Even more importantly, though, we’d shared many a beer over a backyard barbeque and I wouldn’t have hesitated to call her a friend. In my head, I could see her smiling, laughing as she nursed a cool drink on the covered patio of her place in Scranton. Smoke billowing up from the grill, the juicy aroma of meat dancing in the air as I puffed on a cigarette and enjoyed a beer of my own.

Knowing Black Jack was a treacherous douche-noodle was bad.
Awful
.

Knowing James might’ve sold me out for whatever misplaced notion was worse.

Knowing there were even more of my friends involved in this coup made me want to vomit. I didn’t want these dick-faces to remake the world in their image, but what was the price to stop them? How much bloodshed would be required, how many friends would I have to put down to finish the job?

I hesitated for a moment longer—that was my friend down there, for Pete’s sake—then saw the weaves for another beam of sunfire forming in her hands.

I pulled the trigger, emptying the cylinder,
pop-pop-pop-pop-pop-pop
.

Even though the gun offered me enhanced abilities—better accuracy, damn near no recoil or muzzle flip, and the equivalent of a Vis-silencer—firing from thirty feet out from the back of a giant, flapping eagle monster isn’t like popping off a few rounds at the range. Most of my shots went wide: Puffs of dirt mushroomed up from the ground around her. The base of a wobbly palm tree behind her detonated like a bomb blast, a shower of wooden shrapnel exploding out as the palm toppled.

One round, however, flew true and clipped her in the neck, just above her collarbone. There was a spray of gore as brown cloth ripped away to reveal a savage, ragged wound. The force of the hit spun Trisha in a full circle as she tumbled to the ground like a crumpled cigarette butt, her hood slipping off in the process. She stared up at me, her brown eyes wide in shock and fear, her tanned skin suddenly waxy and pale, her thin lips quivering, trembling, dotted with bloody phlegm. One hand uselessly clutched at her neck, trying to stop the bleeding, but she knew it was too late for that.

The terror in her eyes said everything that needed saying.
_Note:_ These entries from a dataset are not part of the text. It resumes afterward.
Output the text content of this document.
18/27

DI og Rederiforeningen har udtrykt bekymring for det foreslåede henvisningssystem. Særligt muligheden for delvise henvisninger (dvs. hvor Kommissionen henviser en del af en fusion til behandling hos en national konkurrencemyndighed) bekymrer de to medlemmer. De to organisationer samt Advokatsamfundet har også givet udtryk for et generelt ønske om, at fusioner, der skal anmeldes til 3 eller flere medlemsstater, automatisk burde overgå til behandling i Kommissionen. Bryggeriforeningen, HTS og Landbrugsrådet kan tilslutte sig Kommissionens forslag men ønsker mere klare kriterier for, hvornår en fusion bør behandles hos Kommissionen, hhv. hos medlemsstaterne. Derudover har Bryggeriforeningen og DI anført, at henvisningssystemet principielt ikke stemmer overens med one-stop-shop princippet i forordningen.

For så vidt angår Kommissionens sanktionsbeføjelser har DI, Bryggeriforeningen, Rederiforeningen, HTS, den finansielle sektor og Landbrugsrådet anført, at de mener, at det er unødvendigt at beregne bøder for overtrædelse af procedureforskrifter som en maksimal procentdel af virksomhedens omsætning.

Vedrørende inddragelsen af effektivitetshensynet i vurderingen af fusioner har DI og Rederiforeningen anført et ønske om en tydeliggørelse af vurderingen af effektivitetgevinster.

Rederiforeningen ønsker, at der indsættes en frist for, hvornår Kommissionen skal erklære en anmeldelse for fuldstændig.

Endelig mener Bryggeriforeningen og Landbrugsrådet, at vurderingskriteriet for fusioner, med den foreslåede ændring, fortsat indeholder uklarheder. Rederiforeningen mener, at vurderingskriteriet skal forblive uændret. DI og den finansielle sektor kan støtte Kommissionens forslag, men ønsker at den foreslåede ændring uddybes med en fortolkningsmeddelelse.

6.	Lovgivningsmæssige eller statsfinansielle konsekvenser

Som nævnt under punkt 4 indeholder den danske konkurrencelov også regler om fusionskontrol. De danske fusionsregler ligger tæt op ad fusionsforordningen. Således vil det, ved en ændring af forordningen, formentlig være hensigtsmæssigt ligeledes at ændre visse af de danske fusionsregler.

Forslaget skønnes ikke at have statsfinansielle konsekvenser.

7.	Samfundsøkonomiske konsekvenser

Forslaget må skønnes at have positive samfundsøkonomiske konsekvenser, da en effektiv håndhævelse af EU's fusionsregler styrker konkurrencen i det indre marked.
I was tempted to touch down, to throw myself from the back of the Garuda and go to her. To hold her hand as she bled out. As she died. She’d obviously made a lot of mistakes, but we were still friends, and she didn’t deserve to go alone. No one should have to die by themselves.

But then another Brown-Robe emerged from the opposite side of the clearing, clawing a ginormous hunk of stone from the ground with a carload of Vis, then hurling the thing at me with bone-crushing force.

“Just go,” Ferraro hollered, taking aim at the shadowy mage and popping off several rounds from the launcher. “Get Ong. We’ll rendezvous at the pyramid.”

I nodded, pulling my beast into a sharp climb, dodging the stone by a hairsbreadth. “Be safe,” I shouted back to Ferraro, who was already slipping away, finding concealment and cover while she laid down suppressive fire. My eye lingered on Trisha Galindo’s motionless body. It was stained with blood. It’d been me or her. Her or Ferraro. Still, looking at her hurt my heart. She’d forced my hand, but that didn’t change what I’d done.